At Yale, Gerken and Chua represent two different kinds of figures. Gerken is one of the nation’s leading specialists in election law and constitutional law, and served as a senior adviser to Barack Obama during both of his Presidential campaigns. (In 2017, she was named the dean of Yale Law, becoming the first woman ever to hold that position.) Chua, on the other hand, doesn’t have much standing as a legal scholar. While many of her colleagues—Rubenfeld included—built up their résumés with law-review articles, Chua threw herself into teaching and mentorship with the same vigor that she once applied to parenting.

As a mentor, Chua is known to have a type: immigrants or students of color, usually those who have come from impoverished backgrounds. But she also takes an interest in conservative students—an arguably marginalized group at Yale—and those pursuing nontraditional careers, like business or journalism. (One of her most notable mentees was J. D. Vance, the author of the 2016 best-seller “Hillbilly Elegy,” who ticked several of those boxes.) “I think she likes people who are a little bit of an outsider or underdog for whatever reason,” the 2019 graduate told me. One group of mentees even began calling themselves “ChuaPets.” “A lot of people adore Amy Chua,” the woman who graduated earlier this year said. “They take a class with her, and she takes a shine to them, and then their lives get better. And it’s not just the gunners. She’s also supposed to be very caring and supportive even with weirdos who can’t get clerkships.”
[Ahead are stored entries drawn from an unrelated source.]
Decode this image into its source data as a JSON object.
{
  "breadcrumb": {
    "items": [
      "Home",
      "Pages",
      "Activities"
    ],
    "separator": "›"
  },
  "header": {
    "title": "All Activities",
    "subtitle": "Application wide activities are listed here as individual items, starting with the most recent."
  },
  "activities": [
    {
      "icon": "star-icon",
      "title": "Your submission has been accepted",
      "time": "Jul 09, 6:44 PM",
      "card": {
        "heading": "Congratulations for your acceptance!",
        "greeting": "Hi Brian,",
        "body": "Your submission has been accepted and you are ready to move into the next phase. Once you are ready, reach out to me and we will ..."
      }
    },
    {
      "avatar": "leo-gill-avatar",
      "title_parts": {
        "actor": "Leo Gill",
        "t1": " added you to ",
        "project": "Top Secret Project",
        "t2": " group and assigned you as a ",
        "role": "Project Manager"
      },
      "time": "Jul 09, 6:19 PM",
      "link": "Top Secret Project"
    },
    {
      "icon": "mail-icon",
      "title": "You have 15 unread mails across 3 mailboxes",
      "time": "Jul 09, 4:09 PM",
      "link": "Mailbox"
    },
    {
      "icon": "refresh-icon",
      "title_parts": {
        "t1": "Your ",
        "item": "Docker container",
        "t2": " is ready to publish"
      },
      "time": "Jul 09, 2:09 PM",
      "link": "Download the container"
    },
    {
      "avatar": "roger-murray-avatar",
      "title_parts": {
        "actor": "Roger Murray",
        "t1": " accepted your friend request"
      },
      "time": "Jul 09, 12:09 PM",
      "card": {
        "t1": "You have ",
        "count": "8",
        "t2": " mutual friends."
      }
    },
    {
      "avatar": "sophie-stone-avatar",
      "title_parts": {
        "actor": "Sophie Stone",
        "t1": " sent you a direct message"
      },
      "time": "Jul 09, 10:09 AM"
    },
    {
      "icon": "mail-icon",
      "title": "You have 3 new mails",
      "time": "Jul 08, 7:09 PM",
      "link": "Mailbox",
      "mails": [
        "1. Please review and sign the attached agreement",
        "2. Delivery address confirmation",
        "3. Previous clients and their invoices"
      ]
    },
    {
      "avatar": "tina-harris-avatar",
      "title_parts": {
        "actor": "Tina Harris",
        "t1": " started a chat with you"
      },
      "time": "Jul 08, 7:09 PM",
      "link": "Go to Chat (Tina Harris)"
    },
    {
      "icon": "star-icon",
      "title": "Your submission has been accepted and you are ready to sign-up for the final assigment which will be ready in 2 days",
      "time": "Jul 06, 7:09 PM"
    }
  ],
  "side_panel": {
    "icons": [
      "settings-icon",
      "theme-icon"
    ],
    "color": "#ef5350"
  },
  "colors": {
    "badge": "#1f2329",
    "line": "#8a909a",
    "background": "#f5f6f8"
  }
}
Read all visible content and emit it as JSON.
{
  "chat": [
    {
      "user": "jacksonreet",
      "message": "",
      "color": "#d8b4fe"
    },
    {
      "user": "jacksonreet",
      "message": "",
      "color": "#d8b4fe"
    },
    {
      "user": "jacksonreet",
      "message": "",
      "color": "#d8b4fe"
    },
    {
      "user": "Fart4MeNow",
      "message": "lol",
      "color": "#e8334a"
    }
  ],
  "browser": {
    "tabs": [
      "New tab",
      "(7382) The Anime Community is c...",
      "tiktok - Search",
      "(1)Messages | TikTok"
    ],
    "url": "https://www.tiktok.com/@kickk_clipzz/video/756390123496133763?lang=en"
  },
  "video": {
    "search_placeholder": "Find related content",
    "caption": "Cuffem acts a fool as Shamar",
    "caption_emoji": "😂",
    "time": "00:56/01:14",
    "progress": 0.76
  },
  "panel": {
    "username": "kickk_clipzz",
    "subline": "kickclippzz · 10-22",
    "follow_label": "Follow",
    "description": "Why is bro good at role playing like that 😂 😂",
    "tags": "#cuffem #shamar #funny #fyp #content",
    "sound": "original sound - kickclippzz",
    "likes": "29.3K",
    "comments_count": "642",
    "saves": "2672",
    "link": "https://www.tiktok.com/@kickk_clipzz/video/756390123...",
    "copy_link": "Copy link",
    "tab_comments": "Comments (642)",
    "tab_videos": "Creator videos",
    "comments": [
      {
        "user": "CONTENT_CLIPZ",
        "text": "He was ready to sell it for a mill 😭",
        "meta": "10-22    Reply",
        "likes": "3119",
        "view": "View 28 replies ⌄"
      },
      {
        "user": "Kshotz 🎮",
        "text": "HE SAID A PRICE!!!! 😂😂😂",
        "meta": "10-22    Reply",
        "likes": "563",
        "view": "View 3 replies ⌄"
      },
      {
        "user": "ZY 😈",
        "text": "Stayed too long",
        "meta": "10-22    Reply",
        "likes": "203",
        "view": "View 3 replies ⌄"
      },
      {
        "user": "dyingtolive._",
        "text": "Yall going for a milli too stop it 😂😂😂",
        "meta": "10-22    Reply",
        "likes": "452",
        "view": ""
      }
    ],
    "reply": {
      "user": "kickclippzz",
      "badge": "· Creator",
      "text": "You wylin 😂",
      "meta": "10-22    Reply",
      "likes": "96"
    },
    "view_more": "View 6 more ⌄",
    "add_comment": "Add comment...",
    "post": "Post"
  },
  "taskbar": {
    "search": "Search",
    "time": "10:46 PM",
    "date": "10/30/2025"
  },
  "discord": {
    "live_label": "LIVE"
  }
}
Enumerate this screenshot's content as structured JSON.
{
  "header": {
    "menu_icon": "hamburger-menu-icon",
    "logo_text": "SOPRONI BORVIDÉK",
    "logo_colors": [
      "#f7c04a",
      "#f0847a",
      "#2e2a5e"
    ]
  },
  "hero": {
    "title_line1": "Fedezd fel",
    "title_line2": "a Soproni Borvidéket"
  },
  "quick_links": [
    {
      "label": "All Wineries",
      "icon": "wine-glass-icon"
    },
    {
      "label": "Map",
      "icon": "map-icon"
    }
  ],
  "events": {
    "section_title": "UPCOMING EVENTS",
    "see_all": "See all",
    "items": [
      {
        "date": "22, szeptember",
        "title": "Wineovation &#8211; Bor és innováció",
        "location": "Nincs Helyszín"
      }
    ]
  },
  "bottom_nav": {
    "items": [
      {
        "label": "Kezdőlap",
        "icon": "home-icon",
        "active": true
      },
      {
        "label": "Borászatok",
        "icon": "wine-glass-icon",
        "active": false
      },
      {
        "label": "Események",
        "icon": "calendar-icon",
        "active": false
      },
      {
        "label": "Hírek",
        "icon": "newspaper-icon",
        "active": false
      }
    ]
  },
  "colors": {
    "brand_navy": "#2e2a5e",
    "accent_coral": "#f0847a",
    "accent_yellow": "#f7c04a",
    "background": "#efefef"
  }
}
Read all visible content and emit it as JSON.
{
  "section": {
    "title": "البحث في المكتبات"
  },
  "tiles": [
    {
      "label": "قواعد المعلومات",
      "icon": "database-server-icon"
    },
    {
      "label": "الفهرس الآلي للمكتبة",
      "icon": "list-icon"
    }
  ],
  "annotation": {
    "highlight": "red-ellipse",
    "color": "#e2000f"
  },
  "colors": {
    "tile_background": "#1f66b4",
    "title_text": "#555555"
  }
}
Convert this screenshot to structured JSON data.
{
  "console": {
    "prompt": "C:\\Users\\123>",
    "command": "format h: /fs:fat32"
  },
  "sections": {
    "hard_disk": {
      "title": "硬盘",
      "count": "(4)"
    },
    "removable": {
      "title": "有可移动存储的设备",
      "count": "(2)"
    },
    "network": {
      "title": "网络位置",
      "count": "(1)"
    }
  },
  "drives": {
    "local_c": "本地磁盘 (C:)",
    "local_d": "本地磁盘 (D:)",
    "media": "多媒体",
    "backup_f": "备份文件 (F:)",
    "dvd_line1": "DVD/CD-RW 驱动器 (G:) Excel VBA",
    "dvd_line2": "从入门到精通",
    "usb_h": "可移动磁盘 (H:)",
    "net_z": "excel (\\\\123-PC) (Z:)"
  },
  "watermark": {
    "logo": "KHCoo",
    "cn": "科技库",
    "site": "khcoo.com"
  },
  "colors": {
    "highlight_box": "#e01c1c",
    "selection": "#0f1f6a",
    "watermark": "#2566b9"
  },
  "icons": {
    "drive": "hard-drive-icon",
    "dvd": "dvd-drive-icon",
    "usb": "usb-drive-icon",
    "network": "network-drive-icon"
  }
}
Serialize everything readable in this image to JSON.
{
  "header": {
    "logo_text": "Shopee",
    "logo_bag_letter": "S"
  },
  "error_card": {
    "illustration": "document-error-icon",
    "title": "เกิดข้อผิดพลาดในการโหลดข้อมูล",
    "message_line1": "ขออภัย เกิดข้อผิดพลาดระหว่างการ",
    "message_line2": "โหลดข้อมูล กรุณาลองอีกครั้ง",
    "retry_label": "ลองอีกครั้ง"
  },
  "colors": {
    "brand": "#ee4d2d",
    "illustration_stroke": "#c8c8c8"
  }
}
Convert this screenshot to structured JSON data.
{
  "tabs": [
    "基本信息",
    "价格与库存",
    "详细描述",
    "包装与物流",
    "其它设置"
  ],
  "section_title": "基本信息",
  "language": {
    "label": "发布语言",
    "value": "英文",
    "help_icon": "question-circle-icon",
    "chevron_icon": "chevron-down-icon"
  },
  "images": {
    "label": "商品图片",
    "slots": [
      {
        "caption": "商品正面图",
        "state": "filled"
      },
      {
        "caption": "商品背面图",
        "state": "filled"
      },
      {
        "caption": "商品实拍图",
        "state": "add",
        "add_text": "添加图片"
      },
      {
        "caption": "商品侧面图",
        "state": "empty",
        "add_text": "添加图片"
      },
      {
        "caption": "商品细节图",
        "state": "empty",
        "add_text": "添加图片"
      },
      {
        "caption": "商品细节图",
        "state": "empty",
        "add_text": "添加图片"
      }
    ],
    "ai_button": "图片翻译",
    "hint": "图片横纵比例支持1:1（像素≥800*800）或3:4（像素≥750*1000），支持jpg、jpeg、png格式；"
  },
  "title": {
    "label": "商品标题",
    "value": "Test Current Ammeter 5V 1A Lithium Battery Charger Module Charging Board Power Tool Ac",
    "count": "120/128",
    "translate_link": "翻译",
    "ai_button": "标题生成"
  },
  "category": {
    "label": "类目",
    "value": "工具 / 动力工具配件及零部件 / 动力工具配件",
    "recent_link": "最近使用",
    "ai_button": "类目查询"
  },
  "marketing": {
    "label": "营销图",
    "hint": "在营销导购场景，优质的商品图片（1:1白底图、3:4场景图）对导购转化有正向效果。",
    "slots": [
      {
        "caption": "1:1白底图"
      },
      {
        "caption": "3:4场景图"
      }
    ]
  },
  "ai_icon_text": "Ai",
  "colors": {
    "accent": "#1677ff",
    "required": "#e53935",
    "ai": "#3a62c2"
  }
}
In the wake of Dinner Party-gate, Chua posted sixty-seven pages of e-mails, from student mentees past and present, on her personal Web site. The stories have a similar arc. The mentees describe their backgrounds: one came from a tiny fishing village in China that did not have indoor plumbing; another writes, “I grew up a poor Black bastard raised by a single-mother of two.” I spoke to one of the letter writers, a recent graduate, who is also a first-generation immigrant. The graduate had found many faculty mentors, but those relationships were “more or less purely academic,” she said. Chua was different. “She was interested in knowing who I am, where I came from, about my family back home.” Chua gave her detailed feedback on her papers and insidery advice on how to apply for clerkships. For example, she advised the student to keep quiet about her passion for international law, warning that it might make her a less attractive candidate. “No other professor had told me that,” the graduate said. “It was something I wouldn’t have known unless I had a dad or a mom who was a lawyer in this country.” On graduation day, she recalled, “I was reflecting on what I would have done differently if I had another chance at the law school. Basically, I wish I’d gotten to know Professor Chua earlier. That’s my biggest regret.”

In 2017, the legal world, like everyone else, started to feel the effects of the #MeToo movement. The first domino to fall was Alex Kozinski, a prominent conservative judge on the Ninth Circuit Court of Appeals, who, in late 2017, resigned after multiple women, including clerks, accused him of sexual misconduct. Kozinski, a Reagan appointee, was probably one of the most influential judges in America, apart from the nine Supreme Court Justices.

In 2018, Donald Trump nominated Brett Kavanaugh, a former Kozinski clerk, to the Supreme Court. Kavanaugh had attended Yale Law and was known for hiring clerks from the school. Chua, whose oldest daughter, Sophia—also a Yale Law alum—had been chosen to clerk for Kavanaugh, endorsed him in an op-ed titled “Kavanaugh Is a Mentor to Women.” Later that month, Christine Blasey Ford accused the nominee of sexual assault. Chua didn’t withdraw her endorsement. Then, days before Kavanaugh’s confirmation hearing, the Guardian reported that Chua had made suggestive comments to students in her small-group class about Kavanaugh’s preferences regarding the appearance of his female law clerks.